The maturing of distribution forced out anybody who wasn’t in the top three or top five. Then, when things go digital, everyone says, “Great, we don’t have to worry about shelf space!” But as that matures, you encounter the same problem in a new form. A few people today were talking about the hundreds of games that come out every month if not every day. There’s a constant stream of new products. While on one hand, it’s easy to publish, to make a game present, that does not mean anybody’s eyeballs land on it. The only way to get eyeballs looking at it is to be part of an ecosystem involving other similar game interests, something you can buy or partner your way into. That effectively brings shelf space back. The concept is similar.
Every time a new platform comes into existence, it opens up again. Not only can you make new IP, but new companies come into existence. Even though Origin gave Electronic Arts Ultima Online, one of the first great large-scale MMOs, they didn’t believe in the model. They thought the subscription model — they were gun-shy to start. Instead of making Wing Commander Online and Crusader Online, they paused. That gave an opening to new companies like Blizzard, which was already a strong developer, but then, they came in alongside NCSoft and Sony Online and all these other companies that dominated this new market segment. It was a missed opportunity for EA.
Every new platform, every new method of distribution, is an opportunity not only to create new IP but also to create new companies that compete with the older companies that might be too slow to turn and dominate that new segment.
GamesBeat: What do you see in the rear view mirror about the Tabula Rasa project?
Garriott: I mentioned that my three favorite releases were Ultima IV, Ultima VII, and Ultima Online. The games that, despite resistance, me and the team stayed the course with our beliefs and got them out as we planned. The two rockiest releases I’ve had were Ultima VIII and Tabula Rasa.
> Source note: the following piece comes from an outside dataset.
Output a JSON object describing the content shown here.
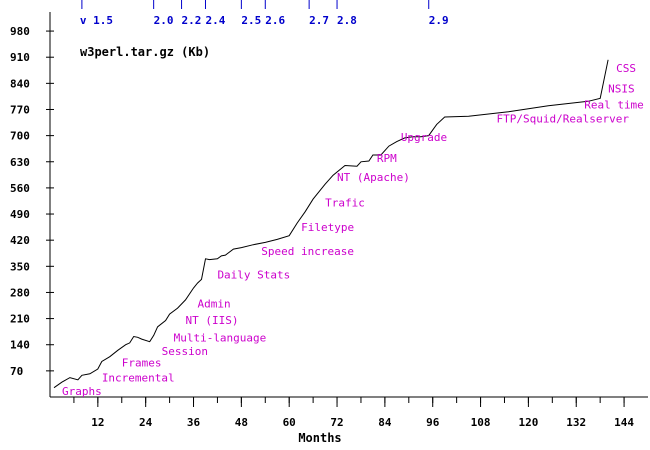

In both of those cases, they had a very similar problem, largely described as a strong difference of opinion between me or the team and the publisher.
That’s not unusual. I’ve had those differences before. But in both those cases, we did what the publisher wanted us to do. In the case of Ultima VIII, Ultima VII had been the first product we did as part of EA, but it was mostly finished before we became part of EA.
EA’s dominant business is selling sports games that they do on a yearly cadence. Every year, they release a football game at the beginning of the football season. Every year, it’s a bit better than last year, but they always make that ship date for football season. Their advice to us was, “You have to ship on time. It’s more important to ship when we expect you to ship than it is to have all the bells and whistles you think need to be there.” They believed they had data to prove it. And they now owned me so I listened. I cut the game to try to fit their schedule, the schedule we’d agreed to. That was a tragic mistake. It means the game shipped unfinished. It was buggy and unrefined.